By David L. Phillips
The United States is the most powerful and wealthiest country in the world. Yet, COVID-19 has brought America to its knees.
So far, nearly 400,000 Americans are infected; and 10,781 are dead. The Center for Disease Control warns that as many as 240,000 Americans may die. COVID-19 doesn’t distinguish between Democrats and Republicans. It’s present in all fifty states.
The US economy lost more than 7 million jobs in March. People who can’t afford to feed themselves or their families are lined up around the block at soup kitchens. Since March 1, the stock market has lost more than $2 trillion, or 35 percent of its value.
Americans look for presidential leadership during a crisis. However, the COVID-19 emergency has exacerbated President Trump’s foibles – duplicity, vanity, and a mind that just doesn’t grasp the scale of the emergency.
Trump was slow to respond, at first denying the COVID-19 crisis and calling it a hoax. Then he played down the extent of the crisis, obscuring the facts.
His mixed messages are confusing, causing people to disregard advice from scientists. He initially dissed social distancing guidelines. When government experts told people to wear a mask, Trump declined to wear one himself.
He refuses to issue a national order for managing the virus, promoting a decentralized, federal approach. The absence of a national strategy has pitted states against each other, driving up the cost of ventilators and personal protective equipment.

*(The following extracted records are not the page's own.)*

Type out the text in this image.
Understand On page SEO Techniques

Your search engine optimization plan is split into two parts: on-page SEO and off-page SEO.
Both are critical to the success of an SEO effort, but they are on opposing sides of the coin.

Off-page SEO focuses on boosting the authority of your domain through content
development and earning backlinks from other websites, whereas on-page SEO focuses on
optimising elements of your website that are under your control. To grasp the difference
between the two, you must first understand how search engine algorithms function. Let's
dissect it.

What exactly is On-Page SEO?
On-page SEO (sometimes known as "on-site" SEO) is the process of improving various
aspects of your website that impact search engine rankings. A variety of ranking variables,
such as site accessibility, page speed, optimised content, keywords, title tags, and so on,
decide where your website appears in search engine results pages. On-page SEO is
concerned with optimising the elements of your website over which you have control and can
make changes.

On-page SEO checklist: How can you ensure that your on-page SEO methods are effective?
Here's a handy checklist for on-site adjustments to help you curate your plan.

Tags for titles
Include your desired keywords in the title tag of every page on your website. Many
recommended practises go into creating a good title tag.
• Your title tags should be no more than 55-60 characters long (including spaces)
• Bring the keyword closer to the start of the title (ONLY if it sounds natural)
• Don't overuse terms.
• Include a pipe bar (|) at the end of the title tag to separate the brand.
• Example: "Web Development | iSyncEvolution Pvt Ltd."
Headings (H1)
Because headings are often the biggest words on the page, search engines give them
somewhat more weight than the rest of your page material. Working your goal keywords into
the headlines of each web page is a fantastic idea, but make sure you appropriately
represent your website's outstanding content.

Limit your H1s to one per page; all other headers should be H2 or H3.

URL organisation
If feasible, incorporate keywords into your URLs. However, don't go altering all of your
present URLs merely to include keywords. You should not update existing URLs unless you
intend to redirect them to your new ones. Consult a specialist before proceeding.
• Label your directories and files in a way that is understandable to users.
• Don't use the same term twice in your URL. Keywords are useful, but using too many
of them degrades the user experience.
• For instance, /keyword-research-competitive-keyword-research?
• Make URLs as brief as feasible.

He’s made it a partisan issue, accusing democratic governors of whining. Rather than international solidarity, he’s pitted the US against other countries.
Trump wants to fast-track the lifting of social restrictions. He pledged to open up the country by Easter, when the virus will be peaking, then backtracked. Rushing to restore the status-quo ante risks a recurrence and more misery.
By hyping the effectiveness of unproven drugs, such as hydroxychloroquine, he’s given false hope. Furthermore, he’s compressed the timeline for developing a vaccine from 12-18 months to “very soon.”
Trump is a reality television personality at his core. Instead of steely-resolve and leadership, he uses the daily press briefing to tout the “great job” he’s doing.
Trump’s approval rating has recently been going up. Americans typically rally around the leader in times of crisis. However, support is shallow. As the death toll mounts, we are already seeing a dip in his approval rating.
If Trump wants to be remembered as an effective “wartime” president, he’ll need to tackle the pandemic head-on; talk straight with the American people; and articulate a national strategy that brings us together. Instead of dividing Americans, he should lead by example; call for unity; and summon sacrifice in service of the collective good.
Getting rid of Trump would put America on the path to curing its ills. Many, myself included, wish he’d just stop talking and disappear.
Election day can’t come soon enough.
Mr. Phillips is Director of the Program on Peace-building and Human Rights at Columbia University’s Institute for the Study of Human Rights. He served as a Senior Adviser and Foreign Affairs Expert at the State Department under Presidents Clinton, Bush, and Obama.